I am beginning my level six BSL and I thought I would share the journey with you as it’s something you have already been through!


It is currently Thursday, two days before I start my level six, and I have a lot of questions and feelings:

–          Scared/nervous: I am mildly terrified because it is new.  What if I turn up and have absolutely no idea what’s being signed at me? What if everyone understands apart from me? I imagine the leap from level three to level six to be fairly substantial, so there is a worry that I’m not ready for the next step. Sign language interpreting is what I’ve wanted to do since I started learning level one around three years ago, so not being prepared for the next step would be difficult for me to cope with. The nerves will definitely be present. Unfortunately for me, being nervous means I trip over my words and my hands turn to marshmallows.

–          Excited: I have absolutely loved my BSL journey so far, they were easily my favourite lectures at university and I always looked forward to them. So knowing that I’ll be back in that environment again in two days is something I’m really excited about.


I feel like I’ve been repeatedly punched in the forehead with a brick. The headache that has developed is extraordinary. I forgot that 6 hours of BSL is so mentally draining.

But it is absolutely worth it.

Today has been a challenging, exciting, and overwhelming day.

Before today I was concerned that I wouldn’t understand anything, that people would be signing and it would go straight over my head and I would look like an absolute fool. I can happily say that this only happened a little, which was partly due the fact that focusing on BSL for that long makes your brain feel like a fuzzy cloud. This may sound odd but if you’ve been there, then you’ll know.

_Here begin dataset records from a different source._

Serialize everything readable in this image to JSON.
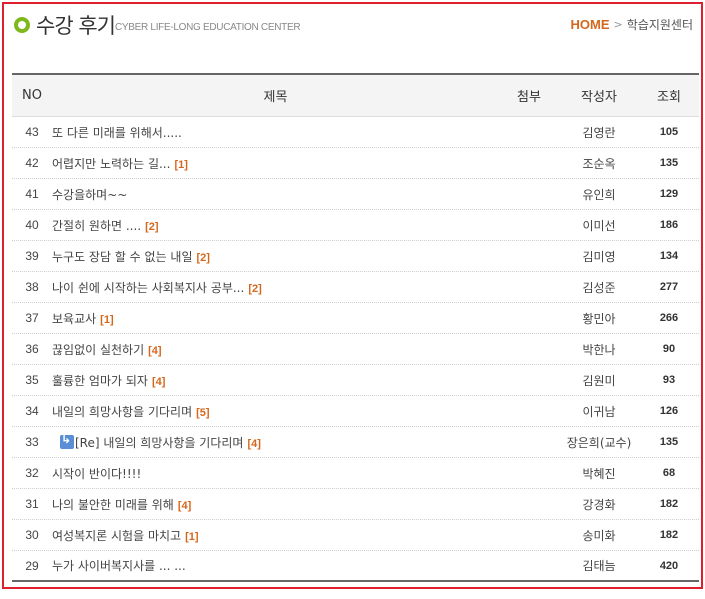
{
  "header": {
    "title": "수강 후기",
    "subtitle": "CYBER LIFE-LONG EDUCATION CENTER",
    "breadcrumb_home": "HOME",
    "breadcrumb_sep": ">",
    "breadcrumb_current": "학습지원센터"
  },
  "colors": {
    "accent": "#d5671c",
    "border": "#e01f2e",
    "dot": "#7fb81c"
  },
  "table": {
    "columns": {
      "no": "NO",
      "title": "제목",
      "attach": "첨부",
      "author": "작성자",
      "views": "조회"
    },
    "rows": [
      {
        "no": "43",
        "title": "또 다른 미래를 위해서.....",
        "comments": "",
        "author": "김영란",
        "views": "105"
      },
      {
        "no": "42",
        "title": "어렵지만 노력하는 길...",
        "comments": "[1]",
        "author": "조순옥",
        "views": "135"
      },
      {
        "no": "41",
        "title": "수강을하며~~",
        "comments": "",
        "author": "유인희",
        "views": "129"
      },
      {
        "no": "40",
        "title": "간절히 원하면 ....",
        "comments": "[2]",
        "author": "이미선",
        "views": "186"
      },
      {
        "no": "39",
        "title": "누구도 장담 할 수 없는 내일",
        "comments": "[2]",
        "author": "김미영",
        "views": "134"
      },
      {
        "no": "38",
        "title": "나이 쉰에 시작하는 사회복지사 공부...",
        "comments": "[2]",
        "author": "김성준",
        "views": "277"
      },
      {
        "no": "37",
        "title": "보육교사",
        "comments": "[1]",
        "author": "황민아",
        "views": "266"
      },
      {
        "no": "36",
        "title": "끊임없이 실천하기",
        "comments": "[4]",
        "author": "박한나",
        "views": "90"
      },
      {
        "no": "35",
        "title": "훌륭한 엄마가 되자",
        "comments": "[4]",
        "author": "김원미",
        "views": "93"
      },
      {
        "no": "34",
        "title": "내일의 희망사항을 기다리며",
        "comments": "[5]",
        "author": "이귀남",
        "views": "126"
      },
      {
        "no": "33",
        "title": "[Re] 내일의 희망사항을 기다리며",
        "comments": "[4]",
        "author": "장은희(교수)",
        "views": "135",
        "reply": true
      },
      {
        "no": "32",
        "title": "시작이 반이다!!!!",
        "comments": "",
        "author": "박혜진",
        "views": "68"
      },
      {
        "no": "31",
        "title": "나의 불안한 미래를 위해",
        "comments": "[4]",
        "author": "강경화",
        "views": "182"
      },
      {
        "no": "30",
        "title": "여성복지론 시험을 마치고",
        "comments": "[1]",
        "author": "송미화",
        "views": "182"
      },
      {
        "no": "29",
        "title": "누가 사이버복지사를 ... ...",
        "comments": "",
        "author": "김태늠",
        "views": "420"
      }
    ]
  }
}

The day covered: ice-breakers, regional differences, looking at the forms of assessment, looking at style when fingerspelling, and watching and analysing different level six clips from past students. The regional differences, in particular, were interesting as we looked at the different signs we had between us, and how signs for places had changed over time.

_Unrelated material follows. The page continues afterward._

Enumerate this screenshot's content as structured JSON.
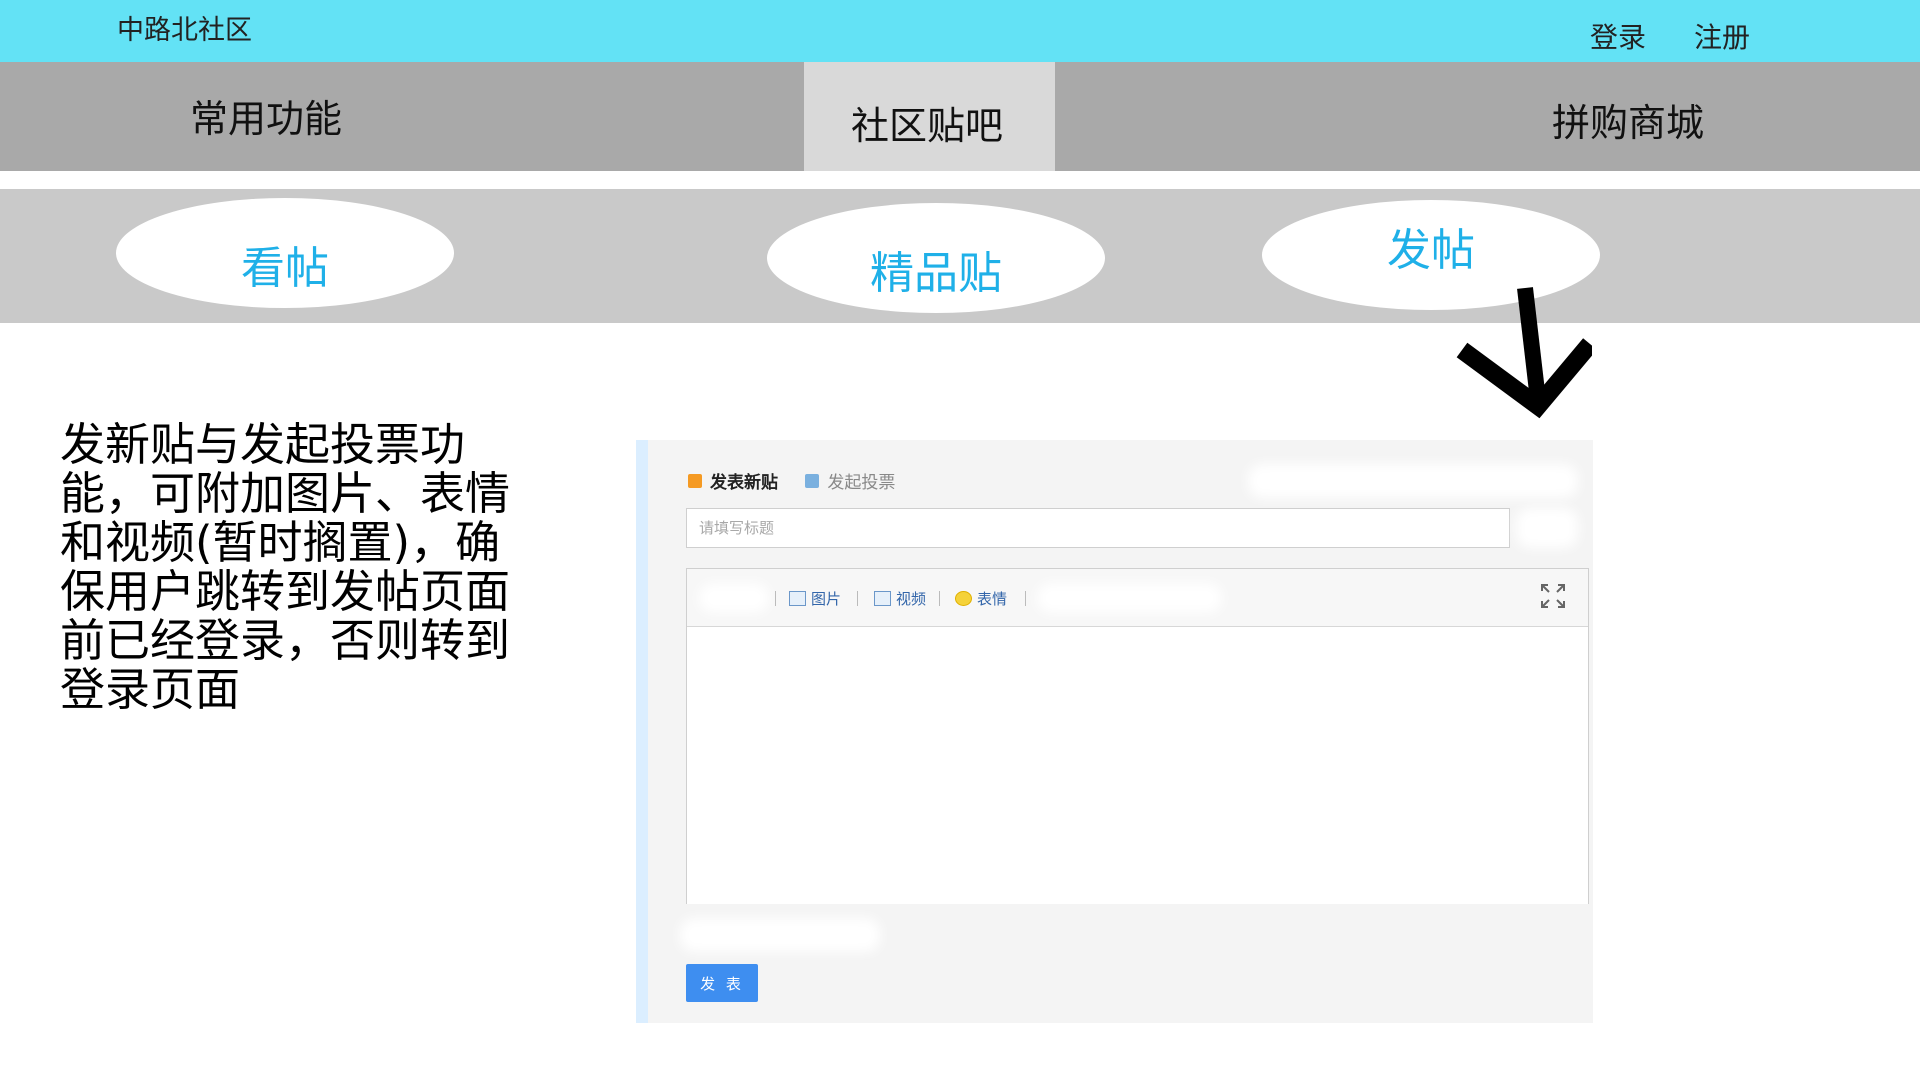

Whilst I thoroughly enjoyed the content of the day, easily one of the best parts of today was the atmosphere within the group. We were all there for the same reasons: we want to improve our skills so that we could go on to be interpreters, or teachers, or another role that will allow us to work with the deaf community. We were all there because we wanted to be, and that created a positive working atmosphere.

This environment reminds me of why I have the goals I have.

Of course, I still have my fears.

Part of my homework before my next lesson is to film myself signing about myself for five minutes. This, to me, is incredibly daunting. I wear my heart on my sleeve when I tell you that self-confidence has never been my strong point, and being critical of myself has become a bit of a pastime.  So the idea of watching myself sign makes me nervous.

I think part of the problem is that when you’re hearing and learning BSL there’s a sense of caution; the deaf community are a force to be reckoned with and I became very aware of not wanting to tread on anyone’s toes or step out of place. I think this is where I’m struggling in terms of confidence, as I’m still finding where I belong in the community- I’m not fully in the community as I’m not deaf, nor an interpreter, but I am there somewhere on the outskirts.

However, I am blessed to have somehow found myself on a path with an incredibly supportive group of people whose only intentions are to help me improve my skills.

My hopes by the end of the course are that I’ll understand where I belong in the community, that I’ll be confident with my skills, and I’ll be ready to take the next steps towards achieving my goals.

(Of course, I’d also like to pass!).